“Credi tu questo?”
(Giovanni 11, 26)
SETTIMANA DI PREGHIERA PER L’UNITÀ DEI CRISTIANI
18-25 gennaio

LIBRETTO GUIDA DELLA SETTIMANA
INDICE
- 03 Presentazione
- 10 · Introduzione Teologico-Pastorale
- 16 · La preparazione del materiale per la settimana di prehiera 2025
- 19 · Testo Biblico
- 21 · Celebrazione ecumenica della parola di Dio
- 36 · Commento per gli otto giorni
- 63 · Appendice I / Presentazione della Comunità Monastica di Bose
- 67 · Appendice II / Preghiera universale
- 84 · Appendice III / Canti per l’unità dei cristiani
- 92 · Appendice IV / Date importanti nella storia della preghiera per l’unità
- 96 · Appendice V / Temi della settimana di preghiera per l’unità dei Cristiani: 1968-2025
- 103 · Suggerimenti per l’organizzazione della settimana di preghiera per l’unità dei Cristiani
PRESENTAZIONE
“Credi tu questo?”
(Giovanni 11, 26)
1. “Credi tu questo?”: questa domanda di Gesù è il fondamento della fede cristiana.
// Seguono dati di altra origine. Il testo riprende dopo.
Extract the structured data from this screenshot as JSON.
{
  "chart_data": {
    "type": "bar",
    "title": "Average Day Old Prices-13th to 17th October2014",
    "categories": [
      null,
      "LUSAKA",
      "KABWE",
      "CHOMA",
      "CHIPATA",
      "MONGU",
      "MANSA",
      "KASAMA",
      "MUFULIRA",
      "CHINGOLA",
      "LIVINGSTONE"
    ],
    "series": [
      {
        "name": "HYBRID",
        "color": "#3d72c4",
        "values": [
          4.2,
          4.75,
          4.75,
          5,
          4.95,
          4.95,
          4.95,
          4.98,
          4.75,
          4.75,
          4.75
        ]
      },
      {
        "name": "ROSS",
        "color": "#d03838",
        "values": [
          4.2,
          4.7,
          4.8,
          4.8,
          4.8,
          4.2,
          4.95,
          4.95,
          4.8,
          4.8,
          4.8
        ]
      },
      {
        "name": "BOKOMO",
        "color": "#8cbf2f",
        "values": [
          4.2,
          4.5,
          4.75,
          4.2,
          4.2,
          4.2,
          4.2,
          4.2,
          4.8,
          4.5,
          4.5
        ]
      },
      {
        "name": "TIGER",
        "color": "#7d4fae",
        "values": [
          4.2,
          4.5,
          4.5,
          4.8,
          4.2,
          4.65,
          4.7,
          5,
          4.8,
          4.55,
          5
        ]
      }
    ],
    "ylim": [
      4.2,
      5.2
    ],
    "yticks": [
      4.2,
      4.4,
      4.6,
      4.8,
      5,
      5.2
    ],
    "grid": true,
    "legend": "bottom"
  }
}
È una domanda che percorre tutto il corso della storia e che ci interpella profondamente sul piano personale ed ecclesiale. Il brano scelto ci commuove perché ci richiama l’evento centrale della nostra fede: Gesù è risorto, è la risurrezione e la vita, la morte non ha l’ultima parola, ma è sommersa dalla risurrezione di Cristo.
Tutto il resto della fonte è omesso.